The immigrants are released and then given a date to show up in court. Agent Moran said that rarely happens. And he told San Diego 6 that Border Patrol stations in Murrieta and across the southwest are being overwhelmed. "Many of these stations have ground to a halt in terms of operations because they are doing nothing but processing," said Moran.
The Fox News article you provided claims that "other than Mexicans" are being treated in this manner, which appears to be true. Illegal Mexicans can be and are simply and easily passed back over the border, as the VICE article you provided claims. On the other hand, illegal immigrants from other countries are not so easy to deal with. As the Washington Post reports:
Unlike illegal migrants from Mexico, who can be quickly processed and returned by bus to Mexican border cities, Central Americans cannot be easily shipped home. Airplanes must be chartered. Consular arrangements must be made. And if migrants request asylum in the United States, the U.S. government has the additional responsibility to determine whether their appeal is based on a legitimate need for protection and a “credible fear” of persecution in their home countries.

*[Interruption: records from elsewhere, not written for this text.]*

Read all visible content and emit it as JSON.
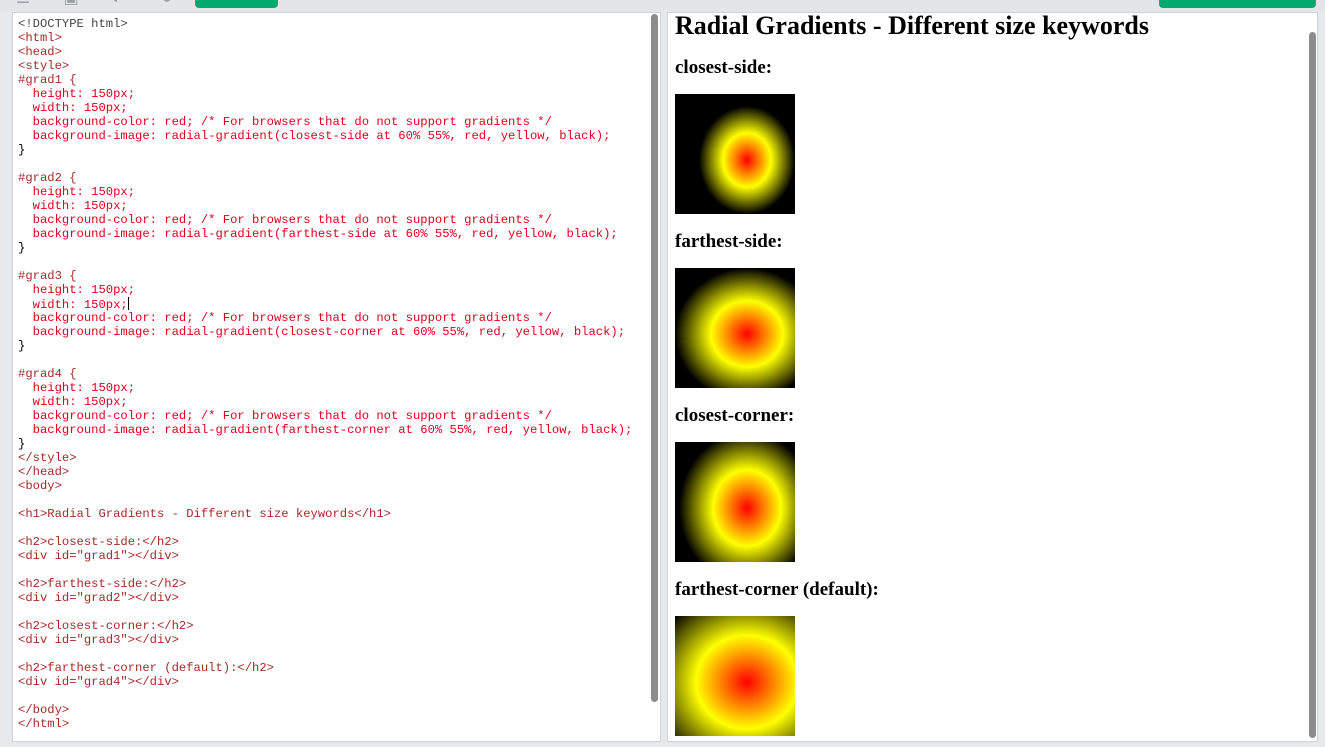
{
  "toolbar": {
    "icons": [
      "menu-icon",
      "home-icon",
      "theme-icon",
      "settings-icon"
    ],
    "green_buttons": 2
  },
  "editor": {
    "lines": [
      "<!DOCTYPE html>",
      "<html>",
      "<head>",
      "<style>",
      "#grad1 {",
      "  height: 150px;",
      "  width: 150px;",
      "  background-color: red; /* For browsers that do not support gradients */",
      "  background-image: radial-gradient(closest-side at 60% 55%, red, yellow, black);",
      "}",
      "",
      "#grad2 {",
      "  height: 150px;",
      "  width: 150px;",
      "  background-color: red; /* For browsers that do not support gradients */",
      "  background-image: radial-gradient(farthest-side at 60% 55%, red, yellow, black);",
      "}",
      "",
      "#grad3 {",
      "  height: 150px;",
      "  width: 150px;",
      "  background-color: red; /* For browsers that do not support gradients */",
      "  background-image: radial-gradient(closest-corner at 60% 55%, red, yellow, black);",
      "}",
      "",
      "#grad4 {",
      "  height: 150px;",
      "  width: 150px;",
      "  background-color: red; /* For browsers that do not support gradients */",
      "  background-image: radial-gradient(farthest-corner at 60% 55%, red, yellow, black);",
      "}",
      "</style>",
      "</head>",
      "<body>",
      "",
      "<h1>Radial Gradients - Different size keywords</h1>",
      "",
      "<h2>closest-side:</h2>",
      "<div id=\"grad1\"></div>",
      "",
      "<h2>farthest-side:</h2>",
      "<div id=\"grad2\"></div>",
      "",
      "<h2>closest-corner:</h2>",
      "<div id=\"grad3\"></div>",
      "",
      "<h2>farthest-corner (default):</h2>",
      "<div id=\"grad4\"></div>",
      "",
      "</body>",
      "</html>"
    ]
  },
  "preview": {
    "h1": "Radial Gradients - Different size keywords",
    "sections": [
      {
        "heading": "closest-side:"
      },
      {
        "heading": "farthest-side:"
      },
      {
        "heading": "closest-corner:"
      },
      {
        "heading": "farthest-corner (default):"
      }
    ]
  },
  "colors": {
    "accent_green": "#04aa6d",
    "tag": "#a52a2a",
    "property": "#e0001f",
    "value": "#0000cd",
    "comment": "#008000"
  }
}
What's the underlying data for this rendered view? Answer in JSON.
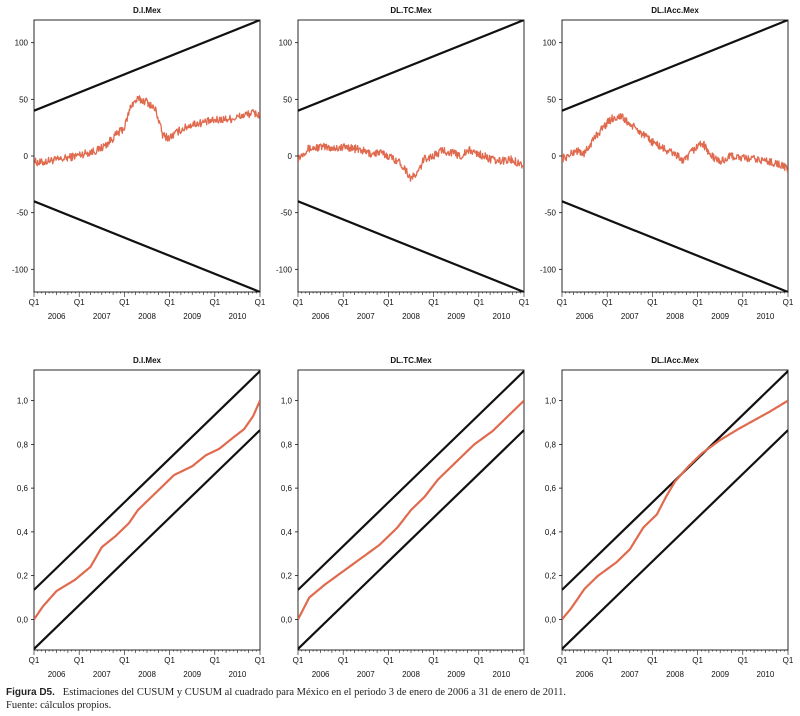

More than 36,000 migrants, the majority from Guatemala, El Salvador and Honduras, requested asylum along the southwestern border during the government’s 2013 fiscal year, nearly triple the 2012 number. Ultimately, most of the applications were denied, but critics of the process say migrants are gaming the system to extend their stays in the United States. Others may simply go underground and ignore deportation orders if their petitions are rejected.